Examples from the policy documents:
“DGSCN will see to broad dissemination of the quantitative data necessary for monitoring and evaluation of the poverty reduction strategy by making use of appropriate channels, particularly the PRSP website and Togo Info. It will publish analyses of poverty in Togo on a regular basis.”
-Togo, p. 99
“Design national statistical Classifiers aligned to European Union standards.”
-Moldova, p. 64
“As regards gender, it is important that both men and women have equal access to accurate, timely and relevant information. This will allow them to participate fully in democratic decision-making, such as voting and contributing to planning processes, and provide them with an evidence base for evaluating government performance at local and national level.”
-Rwanda, p. 89
Calculations:
The final Section 7 score is marked out of a maximum of 5. The score is based on two parts, A and B.
(Part A) If the document contains a section on the national statistical office or agency it receives mark of 1.67. It receives 0 for part otherwise.

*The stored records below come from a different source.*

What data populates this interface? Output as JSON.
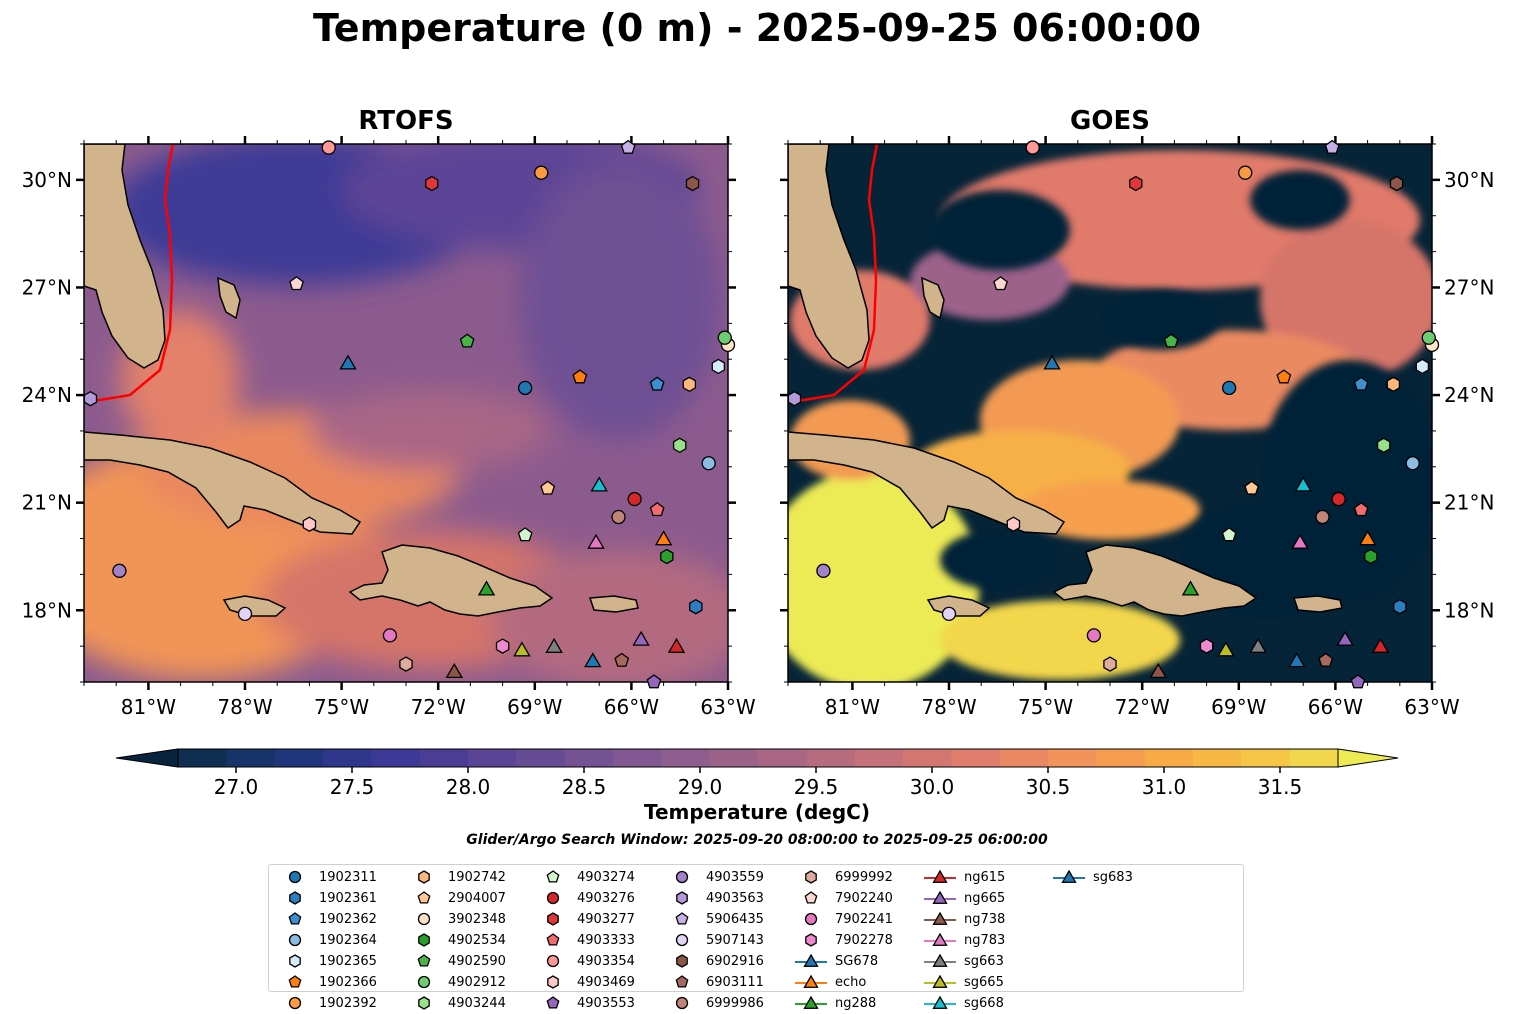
{
  "title": "Temperature (0 m) - 2025-09-25 06:00:00",
  "panels": [
    {
      "title": "RTOFS",
      "lat_labels_side": "left"
    },
    {
      "title": "GOES",
      "lat_labels_side": "right"
    }
  ],
  "colorbar": {
    "label": "Temperature (degC)",
    "ticks": [
      "27.0",
      "27.5",
      "28.0",
      "28.5",
      "29.0",
      "29.5",
      "30.0",
      "30.5",
      "31.0",
      "31.5"
    ],
    "colors": [
      "#09233c",
      "#0f2e52",
      "#16336a",
      "#21357d",
      "#2e378c",
      "#3b3995",
      "#4b3d96",
      "#5a4496",
      "#664b95",
      "#745294",
      "#825892",
      "#8f5d8e",
      "#9c628a",
      "#a96685",
      "#b76b7f",
      "#c67079",
      "#d37672",
      "#de7d6b",
      "#e98862",
      "#f29359",
      "#f69e4f",
      "#f8aa47",
      "#f8b844",
      "#f6c647",
      "#f2d64b",
      "#edea53"
    ]
  },
  "search_window": "Glider/Argo Search Window: 2025-09-20 08:00:00 to 2025-09-25 06:00:00",
  "legend": [
    {
      "label": "1902311",
      "shape": "circle",
      "color": "#1f77b4"
    },
    {
      "label": "1902361",
      "shape": "hexagon",
      "color": "#2b7fc0"
    },
    {
      "label": "1902362",
      "shape": "pentagon",
      "color": "#3d8fd0"
    },
    {
      "label": "1902364",
      "shape": "circle",
      "color": "#8bbce3"
    },
    {
      "label": "1902365",
      "shape": "hexagon",
      "color": "#d6eaf8"
    },
    {
      "label": "1902366",
      "shape": "pentagon",
      "color": "#ff7f0e"
    },
    {
      "label": "1902392",
      "shape": "circle",
      "color": "#fd9a40"
    },
    {
      "label": "1902742",
      "shape": "hexagon",
      "color": "#ffb67a"
    },
    {
      "label": "2904007",
      "shape": "pentagon",
      "color": "#ffc894"
    },
    {
      "label": "3902348",
      "shape": "circle",
      "color": "#ffe3c7"
    },
    {
      "label": "4902534",
      "shape": "hexagon",
      "color": "#2ca02c"
    },
    {
      "label": "4902590",
      "shape": "pentagon",
      "color": "#48b448"
    },
    {
      "label": "4902912",
      "shape": "circle",
      "color": "#6fcb6f"
    },
    {
      "label": "4903244",
      "shape": "hexagon",
      "color": "#98df8a"
    },
    {
      "label": "4903274",
      "shape": "pentagon",
      "color": "#d3f5cc"
    },
    {
      "label": "4903276",
      "shape": "circle",
      "color": "#d62728"
    },
    {
      "label": "4903277",
      "shape": "hexagon",
      "color": "#e0383a"
    },
    {
      "label": "4903333",
      "shape": "pentagon",
      "color": "#f26b6d"
    },
    {
      "label": "4903354",
      "shape": "circle",
      "color": "#ff9896"
    },
    {
      "label": "4903469",
      "shape": "hexagon",
      "color": "#ffc8c7"
    },
    {
      "label": "4903553",
      "shape": "pentagon",
      "color": "#9467bd"
    },
    {
      "label": "4903559",
      "shape": "circle",
      "color": "#a283c9"
    },
    {
      "label": "4903563",
      "shape": "hexagon",
      "color": "#b29ad8"
    },
    {
      "label": "5906435",
      "shape": "pentagon",
      "color": "#c5b0e8"
    },
    {
      "label": "5907143",
      "shape": "circle",
      "color": "#e3d3f7"
    },
    {
      "label": "6902916",
      "shape": "hexagon",
      "color": "#8c564b"
    },
    {
      "label": "6903111",
      "shape": "pentagon",
      "color": "#a6695e"
    },
    {
      "label": "6999986",
      "shape": "circle",
      "color": "#c08578"
    },
    {
      "label": "6999992",
      "shape": "hexagon",
      "color": "#e0ab9f"
    },
    {
      "label": "7902240",
      "shape": "pentagon",
      "color": "#fbd7cf"
    },
    {
      "label": "7902241",
      "shape": "circle",
      "color": "#e377c2"
    },
    {
      "label": "7902278",
      "shape": "hexagon",
      "color": "#f08ad0"
    },
    {
      "label": "SG678",
      "shape": "triangle-line",
      "color": "#1f77b4"
    },
    {
      "label": "echo",
      "shape": "triangle-line",
      "color": "#ff7f0e"
    },
    {
      "label": "ng288",
      "shape": "triangle-line",
      "color": "#2ca02c"
    },
    {
      "label": "ng615",
      "shape": "triangle-line",
      "color": "#d62728"
    },
    {
      "label": "ng665",
      "shape": "triangle-line",
      "color": "#9467bd"
    },
    {
      "label": "ng738",
      "shape": "triangle-line",
      "color": "#8c564b"
    },
    {
      "label": "ng783",
      "shape": "triangle-line",
      "color": "#e377c2"
    },
    {
      "label": "sg663",
      "shape": "triangle-line",
      "color": "#7f7f7f"
    },
    {
      "label": "sg665",
      "shape": "triangle-line",
      "color": "#bcbd22"
    },
    {
      "label": "sg668",
      "shape": "triangle-line",
      "color": "#17becf"
    },
    {
      "label": "sg683",
      "shape": "triangle-line",
      "color": "#1f77b4"
    }
  ],
  "chart_data": {
    "type": "map",
    "variable": "Temperature (0 m)",
    "units": "degC",
    "time": "2025-09-25 06:00:00",
    "extent": {
      "lon": [
        -83,
        -63
      ],
      "lat": [
        16,
        31
      ]
    },
    "lon_ticks": [
      -81,
      -78,
      -75,
      -72,
      -69,
      -66,
      -63
    ],
    "lon_tick_labels": [
      "81°W",
      "78°W",
      "75°W",
      "72°W",
      "69°W",
      "66°W",
      "63°W"
    ],
    "lat_ticks": [
      18,
      21,
      24,
      27,
      30
    ],
    "lat_tick_labels": [
      "18°N",
      "21°N",
      "24°N",
      "27°N",
      "30°N"
    ],
    "color_range": [
      26.75,
      31.75
    ],
    "land_color": "#d2b48c",
    "gulf_stream_color": "#ff0000",
    "markers": [
      {
        "id": "1902311",
        "lon": -69.3,
        "lat": 24.2
      },
      {
        "id": "1902361",
        "lon": -64.0,
        "lat": 18.1
      },
      {
        "id": "1902362",
        "lon": -65.2,
        "lat": 24.3
      },
      {
        "id": "1902364",
        "lon": -63.6,
        "lat": 22.1
      },
      {
        "id": "1902365",
        "lon": -63.3,
        "lat": 24.8
      },
      {
        "id": "1902366",
        "lon": -67.6,
        "lat": 24.5
      },
      {
        "id": "1902392",
        "lon": -68.8,
        "lat": 30.2
      },
      {
        "id": "1902742",
        "lon": -64.2,
        "lat": 24.3
      },
      {
        "id": "2904007",
        "lon": -68.6,
        "lat": 21.4
      },
      {
        "id": "3902348",
        "lon": -63.0,
        "lat": 25.4
      },
      {
        "id": "4902534",
        "lon": -64.9,
        "lat": 19.5
      },
      {
        "id": "4902590",
        "lon": -71.1,
        "lat": 25.5
      },
      {
        "id": "4902912",
        "lon": -63.1,
        "lat": 25.6
      },
      {
        "id": "4903244",
        "lon": -64.5,
        "lat": 22.6
      },
      {
        "id": "4903274",
        "lon": -69.3,
        "lat": 20.1
      },
      {
        "id": "4903276",
        "lon": -65.9,
        "lat": 21.1
      },
      {
        "id": "4903277",
        "lon": -72.2,
        "lat": 29.9
      },
      {
        "id": "4903333",
        "lon": -65.2,
        "lat": 20.8
      },
      {
        "id": "4903354",
        "lon": -75.4,
        "lat": 30.9
      },
      {
        "id": "4903469",
        "lon": -76.0,
        "lat": 20.4
      },
      {
        "id": "4903553",
        "lon": -65.3,
        "lat": 16.0
      },
      {
        "id": "4903559",
        "lon": -81.9,
        "lat": 19.1
      },
      {
        "id": "4903563",
        "lon": -82.8,
        "lat": 23.9
      },
      {
        "id": "5906435",
        "lon": -66.1,
        "lat": 30.9
      },
      {
        "id": "5907143",
        "lon": -78.0,
        "lat": 17.9
      },
      {
        "id": "6902916",
        "lon": -64.1,
        "lat": 29.9
      },
      {
        "id": "6903111",
        "lon": -66.3,
        "lat": 16.6
      },
      {
        "id": "6999986",
        "lon": -66.4,
        "lat": 20.6
      },
      {
        "id": "6999992",
        "lon": -73.0,
        "lat": 16.5
      },
      {
        "id": "7902240",
        "lon": -76.4,
        "lat": 27.1
      },
      {
        "id": "7902241",
        "lon": -73.5,
        "lat": 17.3
      },
      {
        "id": "7902278",
        "lon": -70.0,
        "lat": 17.0
      },
      {
        "id": "SG678",
        "lon": -74.8,
        "lat": 24.9
      },
      {
        "id": "echo",
        "lon": -65.0,
        "lat": 20.0
      },
      {
        "id": "ng288",
        "lon": -70.5,
        "lat": 18.6
      },
      {
        "id": "ng615",
        "lon": -64.6,
        "lat": 17.0
      },
      {
        "id": "ng665",
        "lon": -65.7,
        "lat": 17.2
      },
      {
        "id": "ng738",
        "lon": -71.5,
        "lat": 16.3
      },
      {
        "id": "ng783",
        "lon": -67.1,
        "lat": 19.9
      },
      {
        "id": "sg663",
        "lon": -68.4,
        "lat": 17.0
      },
      {
        "id": "sg665",
        "lon": -69.4,
        "lat": 16.9
      },
      {
        "id": "sg668",
        "lon": -67.0,
        "lat": 21.5
      },
      {
        "id": "sg683",
        "lon": -67.2,
        "lat": 16.6
      }
    ]
  }
}
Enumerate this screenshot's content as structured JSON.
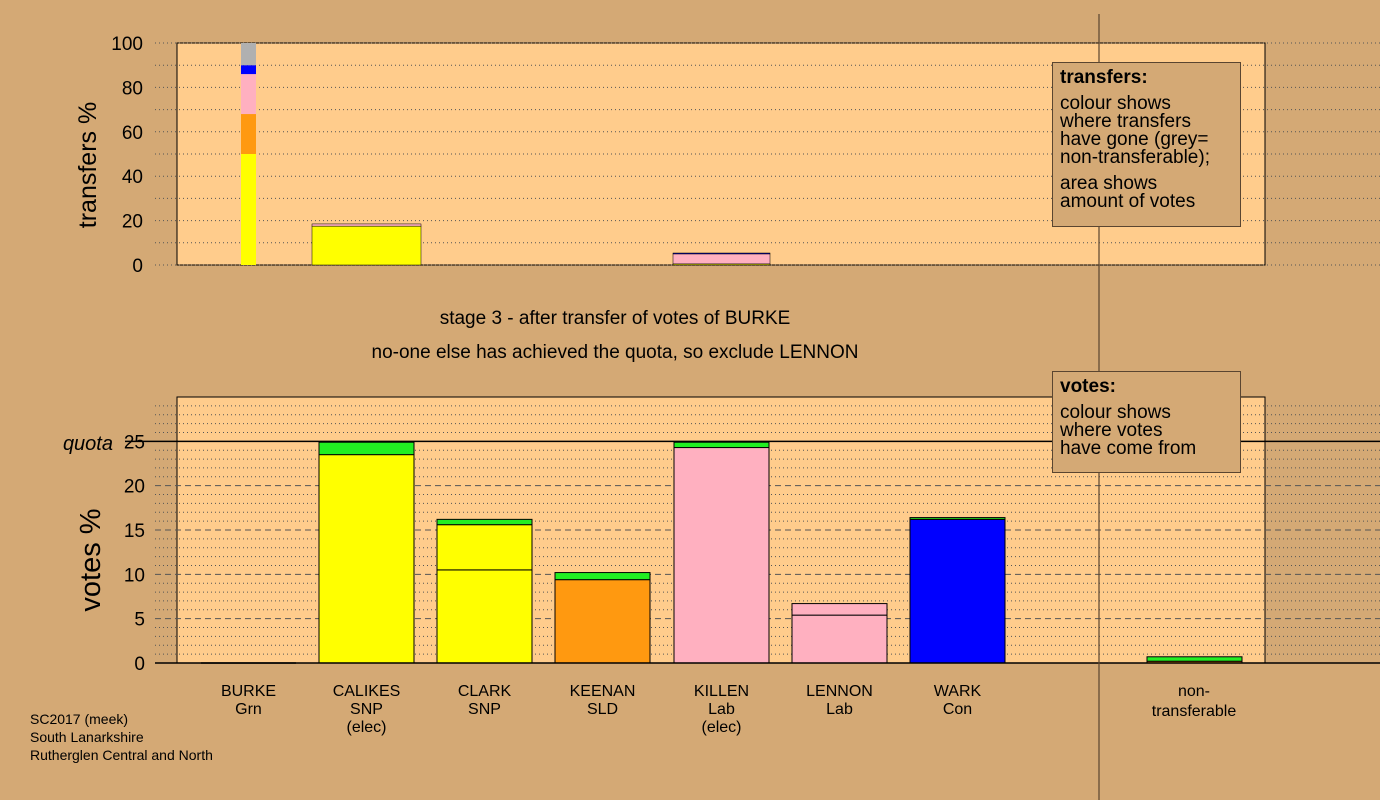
{
  "stage": {
    "line1": "stage 3 - after transfer of votes of BURKE",
    "line2": "no-one else has achieved the quota, so exclude LENNON"
  },
  "footer": {
    "line1": "SC2017 (meek)",
    "line2": "South Lanarkshire",
    "line3": "Rutherglen Central and North"
  },
  "legend_transfers": {
    "title": "transfers:",
    "p1": [
      "colour shows",
      "where transfers",
      "have gone (grey=",
      "non-transferable);"
    ],
    "p2": [
      "area shows",
      "amount of votes"
    ]
  },
  "legend_votes": {
    "title": "votes:",
    "p1": [
      "colour shows",
      "where votes",
      "have come from"
    ]
  },
  "colors": {
    "background": "#d4a975",
    "plot": "#ffcc8c",
    "Grn": "#ffff00",
    "SNP": "#ffff00",
    "SLD": "#ff9910",
    "Lab": "#ffb0c0",
    "Con": "#0000ff",
    "stage3": "#22ee22",
    "nontransferable": "#b0b0b0"
  },
  "chart_data": [
    {
      "type": "bar",
      "name": "transfers",
      "ylabel": "transfers %",
      "ylim": [
        0,
        100
      ],
      "yticks": [
        0,
        20,
        40,
        60,
        80,
        100
      ],
      "source_column": {
        "candidate": "BURKE",
        "segments": [
          {
            "color": "SNP",
            "from": 0,
            "to": 50
          },
          {
            "color": "SLD",
            "from": 50,
            "to": 68
          },
          {
            "color": "Lab",
            "from": 68,
            "to": 86
          },
          {
            "color": "Con",
            "from": 86,
            "to": 90
          },
          {
            "color": "nontransferable",
            "from": 90,
            "to": 100
          }
        ]
      },
      "received": [
        {
          "candidate": "CALIKES",
          "values": [
            {
              "color": "SNP",
              "value": 17.5
            },
            {
              "color": "Lab",
              "value": 1.0
            }
          ]
        },
        {
          "candidate": "KILLEN",
          "values": [
            {
              "color": "SNP",
              "value": 0.5
            },
            {
              "color": "Lab",
              "value": 4.5
            },
            {
              "color": "Con",
              "value": 0.4
            }
          ]
        }
      ]
    },
    {
      "type": "bar",
      "name": "votes",
      "ylabel": "votes %",
      "ylim": [
        0,
        30
      ],
      "yticks": [
        0,
        5,
        10,
        15,
        20,
        25
      ],
      "quota": 25,
      "quota_label": "quota",
      "categories": [
        {
          "name": "BURKE",
          "party": "Grn",
          "elected": ""
        },
        {
          "name": "CALIKES",
          "party": "SNP",
          "elected": "(elec)"
        },
        {
          "name": "CLARK",
          "party": "SNP",
          "elected": ""
        },
        {
          "name": "KEENAN",
          "party": "SLD",
          "elected": ""
        },
        {
          "name": "KILLEN",
          "party": "Lab",
          "elected": "(elec)"
        },
        {
          "name": "LENNON",
          "party": "Lab",
          "elected": ""
        },
        {
          "name": "WARK",
          "party": "Con",
          "elected": ""
        }
      ],
      "nontransferable_label": [
        "non-",
        "transferable"
      ],
      "stacks": [
        [
          {
            "color": "Grn",
            "value": 0
          }
        ],
        [
          {
            "color": "SNP",
            "value": 23.5
          },
          {
            "color": "stage3",
            "value": 1.4
          }
        ],
        [
          {
            "color": "SNP",
            "value": 10.5
          },
          {
            "color": "SNP",
            "value": 5.1
          },
          {
            "color": "stage3",
            "value": 0.6
          }
        ],
        [
          {
            "color": "SLD",
            "value": 9.4
          },
          {
            "color": "stage3",
            "value": 0.8
          }
        ],
        [
          {
            "color": "Lab",
            "value": 24.3
          },
          {
            "color": "stage3",
            "value": 0.6
          }
        ],
        [
          {
            "color": "Lab",
            "value": 5.4
          },
          {
            "color": "Lab",
            "value": 1.3
          }
        ],
        [
          {
            "color": "Con",
            "value": 16.2
          },
          {
            "color": "stage3",
            "value": 0.2
          }
        ]
      ],
      "nontransferable_stack": [
        {
          "color": "SLD",
          "value": 0.2
        },
        {
          "color": "stage3",
          "value": 0.5
        }
      ]
    }
  ]
}
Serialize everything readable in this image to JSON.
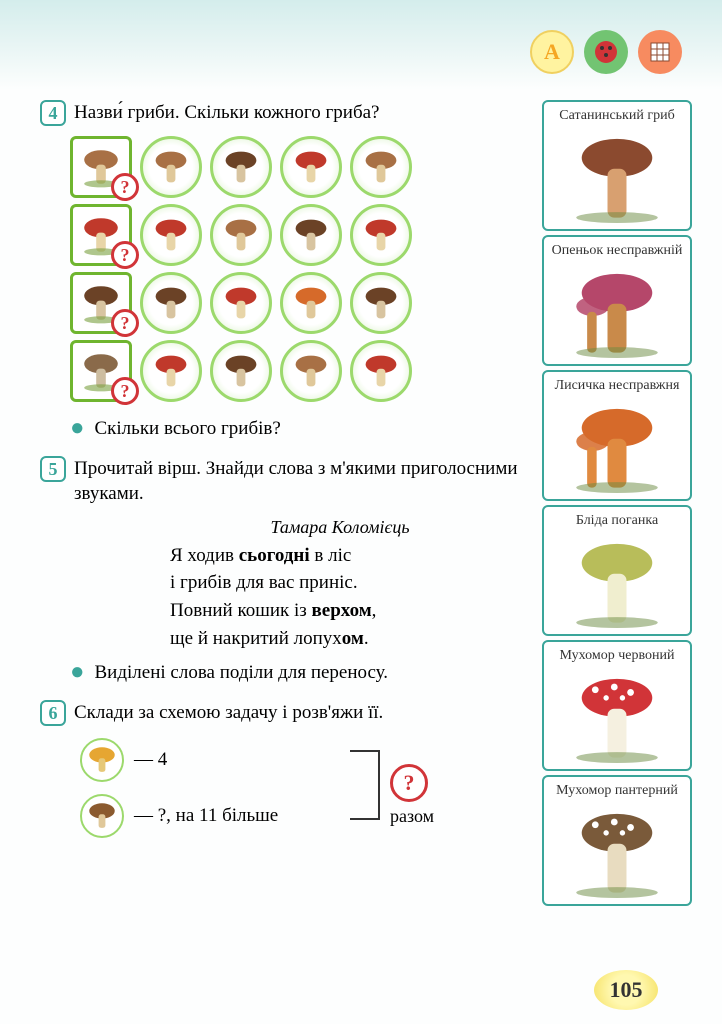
{
  "top": {
    "iconA": "A",
    "iconB": "●",
    "iconC": "▦"
  },
  "tasks": {
    "t4": {
      "num": "4",
      "text": "Назви́ гриби. Скільки кожного гриба?"
    },
    "t4b": "Скільки всього грибів?",
    "t5": {
      "num": "5",
      "text": "Прочитай вірш. Знайди слова з м'якими приголосними звуками."
    },
    "t5b": "Виділені слова поділи для переносу.",
    "t6": {
      "num": "6",
      "text": "Склади за схемою задачу і розв'яжи її."
    }
  },
  "poem": {
    "author": "Тамара Коломієць",
    "l1a": "Я ходив ",
    "l1b": "сьогодні",
    "l1c": " в ліс",
    "l2": "і грибів для вас приніс.",
    "l3a": "Повний кошик із ",
    "l3b": "верхом",
    "l3c": ",",
    "l4a": "ще й накритий лопух",
    "l4b": "ом",
    "l4c": "."
  },
  "scheme": {
    "v1": "— 4",
    "v2": "— ?, на 11 більше",
    "q": "?",
    "razom": "разом"
  },
  "sidebar": [
    {
      "label": "Сатанинський гриб",
      "cap": "#8b4a2f",
      "stem": "#d8a070",
      "extra": "saturn"
    },
    {
      "label": "Опеньок несправжній",
      "cap": "#b5476a",
      "stem": "#c98a4a",
      "extra": "cluster"
    },
    {
      "label": "Лисичка несправжня",
      "cap": "#d66a2a",
      "stem": "#e08a40",
      "extra": "fox"
    },
    {
      "label": "Бліда поганка",
      "cap": "#b8bd5a",
      "stem": "#f0eecf",
      "extra": "pale"
    },
    {
      "label": "Мухомор червоний",
      "cap": "#d13438",
      "stem": "#f5f0e0",
      "extra": "fly"
    },
    {
      "label": "Мухомор пантерний",
      "cap": "#7a5a3a",
      "stem": "#e8dcc0",
      "extra": "panther"
    }
  ],
  "grid": {
    "refs": [
      {
        "cap": "#a87045",
        "stem": "#e0c89a"
      },
      {
        "cap": "#c0392b",
        "stem": "#e8d5a8"
      },
      {
        "cap": "#6b4226",
        "stem": "#d8c4a0"
      },
      {
        "cap": "#8a6a4a",
        "stem": "#cdbda0"
      }
    ],
    "rows": [
      [
        {
          "cap": "#a87045",
          "stem": "#e0c89a"
        },
        {
          "cap": "#6b4226",
          "stem": "#d8c4a0"
        },
        {
          "cap": "#c0392b",
          "stem": "#e8d5a8"
        },
        {
          "cap": "#a87045",
          "stem": "#e0c89a"
        }
      ],
      [
        {
          "cap": "#c0392b",
          "stem": "#e8d5a8"
        },
        {
          "cap": "#a87045",
          "stem": "#e0c89a"
        },
        {
          "cap": "#6b4226",
          "stem": "#d8c4a0"
        },
        {
          "cap": "#c0392b",
          "stem": "#e8d5a8"
        }
      ],
      [
        {
          "cap": "#6b4226",
          "stem": "#d8c4a0"
        },
        {
          "cap": "#c0392b",
          "stem": "#e8d5a8"
        },
        {
          "cap": "#d66a2a",
          "stem": "#e0c89a"
        },
        {
          "cap": "#6b4226",
          "stem": "#d8c4a0"
        }
      ],
      [
        {
          "cap": "#c0392b",
          "stem": "#e8d5a8"
        },
        {
          "cap": "#6b4226",
          "stem": "#d8c4a0"
        },
        {
          "cap": "#a87045",
          "stem": "#e0c89a"
        },
        {
          "cap": "#c0392b",
          "stem": "#e8d5a8"
        }
      ]
    ],
    "q": "?"
  },
  "page": "105",
  "colors": {
    "accent": "#3aa59a",
    "green": "#6fb52f",
    "red": "#d13438"
  }
}
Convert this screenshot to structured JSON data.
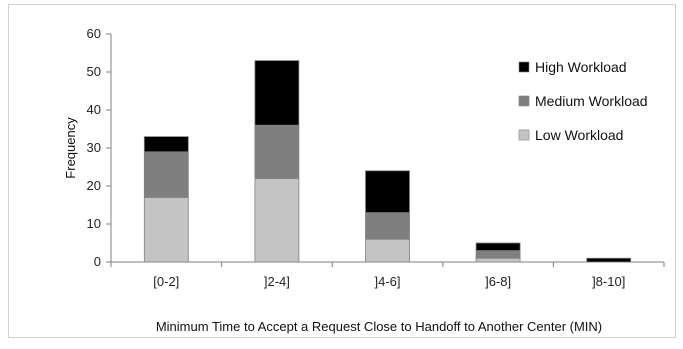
{
  "chart_data": {
    "type": "bar",
    "stacked": true,
    "categories": [
      "[0-2]",
      "]2-4]",
      "]4-6]",
      "]6-8]",
      "]8-10]"
    ],
    "series": [
      {
        "name": "Low Workload",
        "values": [
          17,
          22,
          6,
          1,
          0
        ],
        "color": "#c4c4c4"
      },
      {
        "name": "Medium Workload",
        "values": [
          12,
          14,
          7,
          2,
          0
        ],
        "color": "#7f7f7f"
      },
      {
        "name": "High Workload",
        "values": [
          4,
          17,
          11,
          2,
          1
        ],
        "color": "#000000"
      }
    ],
    "legend_order": [
      "High Workload",
      "Medium Workload",
      "Low Workload"
    ],
    "legend_position": "top-right",
    "xlabel": "Minimum Time to Accept a Request Close to Handoff to Another Center (MIN)",
    "ylabel": "Frequency",
    "ylim": [
      0,
      60
    ],
    "yticks": [
      0,
      10,
      20,
      30,
      40,
      50,
      60
    ],
    "grid": false
  }
}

(PART B) The score comes from adjusting by two-thirds the score out of five based on the following:
Number of References / Score0 / 0
1 to 2 / 0.5
3 to 4 / 1
5 to 6 / 1.5
7 to 8 / 2
9 to 10 / 2.5
11 to 12 / 3
13 to 14 / 3.5
15 to 16 / 4
17 to 18 / 4.5
19 or greater / 5
Conclusion
The index we have calculated is just one way to measure statistical use in the policy-making process. This is not an exact science. While it can be useful to quantify ‘statistical use’ there is no single correct way to measure the use of statistics and the design of this index and its scoring system are one of many ways to quantify this. While we have tried to make this assessment as objective and transparent as possible, there remains an irreducible degree of subjectivity in the report. The report, and scores, should be used with all this in mind. Because calculating a score is not an exact science, small differences between countries should not be taken as significant. However, large differences can be taken to suggest genuine differences in the PRSP process and its use of evidence. The index, therefore, should be used to provoke debate and pave the way to a more detailed investigation, It seeks to generate debate and raise questions, rather than rank each country in a strict hierarchy.